Again, though, people’s choices about what to keep private, rather than make public, were overridden by the services they used. In Google’s case, the overriding was apparently accidental, rather than company policy. The massive recent Facebook breach was also the result of failure, not Facebook intent. What’s particularly dispiriting, though, is that these are companies that care deeply about cybersecurity, have every interest in protecting their users’ data from unauthorized access, and have massive resources focused on that effort. So the message that rings out to users is “Go ahead—change your privacy settings. Inform yourself, and make other choices, too, in an effort to protect your information. It may or may not matter, though. And, if we fail, we might not tell you about it. Why make you more aware of the risks?”

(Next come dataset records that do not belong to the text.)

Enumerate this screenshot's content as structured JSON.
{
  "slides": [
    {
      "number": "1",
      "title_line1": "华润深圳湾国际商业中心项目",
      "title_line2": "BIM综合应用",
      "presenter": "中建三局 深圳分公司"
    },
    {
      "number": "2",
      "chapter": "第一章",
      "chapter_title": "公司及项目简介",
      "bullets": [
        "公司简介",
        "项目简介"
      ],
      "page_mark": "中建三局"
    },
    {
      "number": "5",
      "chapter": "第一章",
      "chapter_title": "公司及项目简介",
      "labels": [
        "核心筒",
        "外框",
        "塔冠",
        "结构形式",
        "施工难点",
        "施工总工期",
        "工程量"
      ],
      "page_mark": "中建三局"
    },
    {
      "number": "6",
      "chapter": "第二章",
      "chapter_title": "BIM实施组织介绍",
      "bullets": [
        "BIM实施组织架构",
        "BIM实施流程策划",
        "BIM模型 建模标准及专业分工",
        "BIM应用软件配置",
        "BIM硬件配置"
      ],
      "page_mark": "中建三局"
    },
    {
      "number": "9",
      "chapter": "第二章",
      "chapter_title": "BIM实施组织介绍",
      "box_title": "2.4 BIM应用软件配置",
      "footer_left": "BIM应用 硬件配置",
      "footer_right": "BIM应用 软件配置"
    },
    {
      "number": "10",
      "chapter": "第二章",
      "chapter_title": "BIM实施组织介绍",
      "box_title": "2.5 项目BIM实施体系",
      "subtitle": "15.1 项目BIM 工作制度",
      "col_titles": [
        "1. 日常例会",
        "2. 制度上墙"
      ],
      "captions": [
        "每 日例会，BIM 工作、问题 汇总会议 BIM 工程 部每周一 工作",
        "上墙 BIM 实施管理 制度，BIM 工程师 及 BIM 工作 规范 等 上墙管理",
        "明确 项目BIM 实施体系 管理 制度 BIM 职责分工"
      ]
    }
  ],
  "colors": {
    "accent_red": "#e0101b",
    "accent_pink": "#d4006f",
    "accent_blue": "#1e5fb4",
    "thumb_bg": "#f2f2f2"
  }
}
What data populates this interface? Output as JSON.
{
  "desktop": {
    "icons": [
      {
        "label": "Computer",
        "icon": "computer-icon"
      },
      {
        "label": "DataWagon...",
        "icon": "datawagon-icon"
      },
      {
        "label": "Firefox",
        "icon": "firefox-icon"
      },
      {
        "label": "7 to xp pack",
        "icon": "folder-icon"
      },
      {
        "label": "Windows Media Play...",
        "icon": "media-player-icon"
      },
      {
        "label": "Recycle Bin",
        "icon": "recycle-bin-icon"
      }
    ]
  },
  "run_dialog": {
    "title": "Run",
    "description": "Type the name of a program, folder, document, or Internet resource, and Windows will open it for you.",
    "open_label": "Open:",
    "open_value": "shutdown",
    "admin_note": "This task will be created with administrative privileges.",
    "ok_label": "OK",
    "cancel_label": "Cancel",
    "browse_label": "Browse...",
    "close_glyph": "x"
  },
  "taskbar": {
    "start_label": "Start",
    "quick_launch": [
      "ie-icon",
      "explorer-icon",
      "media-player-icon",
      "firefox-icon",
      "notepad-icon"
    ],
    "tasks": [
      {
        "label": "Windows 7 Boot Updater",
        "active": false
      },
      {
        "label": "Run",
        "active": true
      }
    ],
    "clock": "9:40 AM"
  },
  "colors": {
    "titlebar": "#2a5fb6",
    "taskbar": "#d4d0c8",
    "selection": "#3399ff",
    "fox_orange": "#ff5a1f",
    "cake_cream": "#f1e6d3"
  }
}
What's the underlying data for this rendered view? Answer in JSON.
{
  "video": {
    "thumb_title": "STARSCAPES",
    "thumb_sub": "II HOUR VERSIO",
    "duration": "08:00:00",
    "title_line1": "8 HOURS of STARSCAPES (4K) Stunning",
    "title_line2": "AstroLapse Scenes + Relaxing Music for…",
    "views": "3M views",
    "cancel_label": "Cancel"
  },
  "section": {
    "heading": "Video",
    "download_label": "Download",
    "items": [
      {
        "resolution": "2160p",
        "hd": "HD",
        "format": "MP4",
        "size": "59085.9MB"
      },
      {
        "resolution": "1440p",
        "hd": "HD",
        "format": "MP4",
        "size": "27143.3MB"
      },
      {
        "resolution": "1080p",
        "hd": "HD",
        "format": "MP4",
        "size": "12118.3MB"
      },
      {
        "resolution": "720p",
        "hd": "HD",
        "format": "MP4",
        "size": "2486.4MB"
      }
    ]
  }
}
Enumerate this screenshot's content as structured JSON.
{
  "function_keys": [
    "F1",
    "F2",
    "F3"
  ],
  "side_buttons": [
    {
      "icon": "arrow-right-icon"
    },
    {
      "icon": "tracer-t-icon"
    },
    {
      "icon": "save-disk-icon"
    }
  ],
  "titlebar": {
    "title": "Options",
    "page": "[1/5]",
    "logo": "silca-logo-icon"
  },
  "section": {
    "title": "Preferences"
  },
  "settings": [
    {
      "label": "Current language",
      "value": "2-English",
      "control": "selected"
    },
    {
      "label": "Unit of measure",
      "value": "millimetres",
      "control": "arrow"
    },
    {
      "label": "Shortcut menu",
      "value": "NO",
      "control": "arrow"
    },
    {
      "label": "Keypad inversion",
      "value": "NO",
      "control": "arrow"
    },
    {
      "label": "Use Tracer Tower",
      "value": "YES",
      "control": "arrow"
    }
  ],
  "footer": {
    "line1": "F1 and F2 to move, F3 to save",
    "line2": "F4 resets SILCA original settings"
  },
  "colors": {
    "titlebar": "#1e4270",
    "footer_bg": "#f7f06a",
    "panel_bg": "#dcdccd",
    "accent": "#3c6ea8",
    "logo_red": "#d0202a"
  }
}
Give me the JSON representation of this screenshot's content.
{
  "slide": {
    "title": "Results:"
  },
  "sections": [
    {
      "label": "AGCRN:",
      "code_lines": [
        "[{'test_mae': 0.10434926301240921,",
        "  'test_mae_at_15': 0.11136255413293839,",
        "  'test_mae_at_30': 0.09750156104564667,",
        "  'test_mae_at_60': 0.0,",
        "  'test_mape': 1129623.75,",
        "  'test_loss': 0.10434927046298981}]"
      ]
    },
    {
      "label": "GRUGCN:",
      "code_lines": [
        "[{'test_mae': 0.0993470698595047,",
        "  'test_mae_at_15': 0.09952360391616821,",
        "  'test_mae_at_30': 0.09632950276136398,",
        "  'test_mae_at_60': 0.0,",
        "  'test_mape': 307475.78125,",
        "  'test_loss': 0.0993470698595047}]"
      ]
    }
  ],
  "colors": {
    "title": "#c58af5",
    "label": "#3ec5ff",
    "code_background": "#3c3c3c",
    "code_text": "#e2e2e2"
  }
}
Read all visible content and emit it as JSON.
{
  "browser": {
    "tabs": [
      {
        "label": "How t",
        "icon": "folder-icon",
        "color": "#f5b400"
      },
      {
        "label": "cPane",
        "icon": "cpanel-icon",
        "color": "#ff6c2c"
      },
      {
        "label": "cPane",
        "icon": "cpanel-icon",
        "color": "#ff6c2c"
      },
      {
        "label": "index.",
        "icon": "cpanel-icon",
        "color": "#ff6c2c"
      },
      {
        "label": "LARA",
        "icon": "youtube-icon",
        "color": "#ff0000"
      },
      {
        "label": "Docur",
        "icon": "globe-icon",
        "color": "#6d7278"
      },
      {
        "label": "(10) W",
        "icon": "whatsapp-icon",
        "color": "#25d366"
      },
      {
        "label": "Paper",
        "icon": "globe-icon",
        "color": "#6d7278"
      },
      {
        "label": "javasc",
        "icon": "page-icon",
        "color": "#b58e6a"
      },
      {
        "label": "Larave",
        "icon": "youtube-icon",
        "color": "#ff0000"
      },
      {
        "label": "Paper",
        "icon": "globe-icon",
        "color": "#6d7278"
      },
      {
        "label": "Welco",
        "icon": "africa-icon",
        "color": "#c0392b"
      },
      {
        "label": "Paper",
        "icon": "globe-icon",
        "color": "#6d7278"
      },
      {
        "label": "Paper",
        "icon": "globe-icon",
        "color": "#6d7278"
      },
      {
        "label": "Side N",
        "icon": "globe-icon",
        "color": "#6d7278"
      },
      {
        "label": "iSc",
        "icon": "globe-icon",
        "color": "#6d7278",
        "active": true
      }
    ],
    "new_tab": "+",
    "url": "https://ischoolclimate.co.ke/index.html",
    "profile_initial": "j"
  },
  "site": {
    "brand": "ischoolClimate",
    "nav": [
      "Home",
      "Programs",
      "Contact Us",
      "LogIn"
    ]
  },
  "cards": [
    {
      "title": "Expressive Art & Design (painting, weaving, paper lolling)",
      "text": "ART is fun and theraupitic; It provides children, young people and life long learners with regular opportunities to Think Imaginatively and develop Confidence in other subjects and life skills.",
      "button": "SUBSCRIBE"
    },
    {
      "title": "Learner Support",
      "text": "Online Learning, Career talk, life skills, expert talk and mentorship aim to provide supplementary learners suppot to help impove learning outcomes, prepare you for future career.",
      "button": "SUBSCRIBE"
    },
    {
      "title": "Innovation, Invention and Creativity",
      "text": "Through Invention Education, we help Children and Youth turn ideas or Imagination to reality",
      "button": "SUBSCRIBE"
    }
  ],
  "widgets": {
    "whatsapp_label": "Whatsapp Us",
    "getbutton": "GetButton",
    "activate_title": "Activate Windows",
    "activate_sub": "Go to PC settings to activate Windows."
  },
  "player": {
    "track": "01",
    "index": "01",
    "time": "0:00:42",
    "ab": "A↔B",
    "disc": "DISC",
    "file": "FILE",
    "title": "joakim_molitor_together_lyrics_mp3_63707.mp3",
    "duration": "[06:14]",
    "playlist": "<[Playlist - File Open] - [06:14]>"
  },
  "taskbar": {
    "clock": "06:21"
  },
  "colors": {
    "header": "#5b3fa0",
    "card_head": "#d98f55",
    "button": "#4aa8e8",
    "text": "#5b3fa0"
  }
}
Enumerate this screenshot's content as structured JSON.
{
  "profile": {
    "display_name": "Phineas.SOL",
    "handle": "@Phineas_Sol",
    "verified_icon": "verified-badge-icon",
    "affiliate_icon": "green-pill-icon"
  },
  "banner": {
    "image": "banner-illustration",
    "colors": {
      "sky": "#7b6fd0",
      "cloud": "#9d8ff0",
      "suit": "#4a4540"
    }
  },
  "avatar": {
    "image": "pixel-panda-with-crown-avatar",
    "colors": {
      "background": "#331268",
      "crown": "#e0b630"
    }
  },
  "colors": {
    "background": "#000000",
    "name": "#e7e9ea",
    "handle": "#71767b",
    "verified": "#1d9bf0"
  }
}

Last year, I published an article in Slate’s Future Tense; it was titled “It’s Cybersecurity Awareness Month. Do You Feel More Cybersecure and Aware Yet?” After reports of massive breaches at Yahoo, the SEC, Equifax, and the NSA, I wrote, “One hopeful outcome of this slew of failures is that legislators are becoming not just aware but angry, and appear to be ready to propose some legislative measures in response.” I am now more aware of how naïve that was. Federal legislators, at least, are angry—but not about cybersecurity. California, on the other hand, has passed an Internet-of-Things cybersecurity law, but it’s limited in scope. I was ready to argue that limited protection is still better than none, until I read Bruce Schneier’s evaluation of it: "If I have a house with 50 unlocked windows, you just secured the one in the second bedroom.” He prefaced that with “Hooray for doing something, but it’s a small piece of a very large problem.”

Given our society’s dependence on the internet, cybersecurity is both a very large problem and a question of common good. As our Center materials explain it,

Examples of particular common goods or parts of the common good include an accessible and affordable public health care system, an effective system of public safety and security, peace among the nations of the world, a just legal and political system, an unpolluted natural environment, and a flourishing economic system.

To that list, we should add “a more secure internet.”

October is Cybersecurity Awareness Month. The journalists, at least, are doing their part to make us more aware. Hooray for doing something!